Drama

Unwanted drama has entered my life; a friend of a dear friend has repositioned herself and in this turning has brought on tears and regrets, betrayal and loss of trust. What started out as a potential bright new friendship has ended suddenly, with smiles and mutual interests replaced by emptiness, misunderstanding, and pervading sadness.

Strong feelings are never easy to share; I tend to be reserved and careful in forming friendships, taking many weeks and even months to open up and trust.
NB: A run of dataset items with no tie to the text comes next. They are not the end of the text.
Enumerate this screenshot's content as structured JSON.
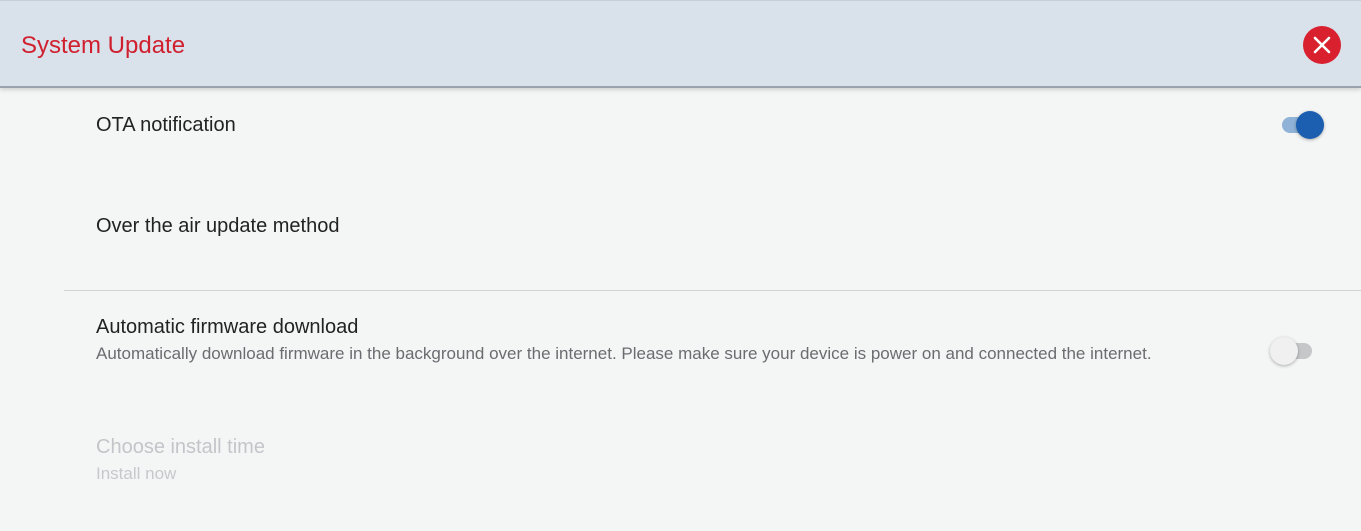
{
  "header": {
    "title": "System Update",
    "close_icon": "close-icon",
    "accent_color": "#d0202f"
  },
  "settings": {
    "ota_notification": {
      "label": "OTA notification",
      "enabled": true
    },
    "ota_method": {
      "label": "Over the air update method"
    },
    "auto_download": {
      "label": "Automatic firmware download",
      "description": "Automatically download firmware in the background over the internet. Please make sure your device is power on and connected the internet.",
      "enabled": false
    },
    "install_time": {
      "label": "Choose install time",
      "value": "Install now",
      "disabled": true
    }
  },
  "colors": {
    "toggle_on_thumb": "#1c5fb0",
    "toggle_on_track": "#8fb2d6",
    "toggle_off_track": "#c5c7c9"
  }
}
This time I was swept up in shared life experiences: recent loss of family members, finding one’s self alone after years of being part of a couple, love of animals, and friendship of a special person dear to both.

But the strands of this triangular friendship unravelled quickly, first with unsolicited comments about our mutual friend, followed by a one-way ultimatum issued with no provocation, and, lastly, a cry for help which I answered: foolishly, trustingly, only to be repaid with heart-rending hurt and betrayal.

So now I withdraw the tendrils I so readily and carelessly extended; not again will I let them reach out so easily. The past three years of my life have been filled with so much loss and pain, some of the wounds still fresh and raw, others healing, but marked still with scars not yet faded. In the words of Carly Simon: “I haven’t got time for the pain.” Drama is not wanted here, just an easy and engaging friendship with my dear friend, whom, I hope, will continue to be in my life.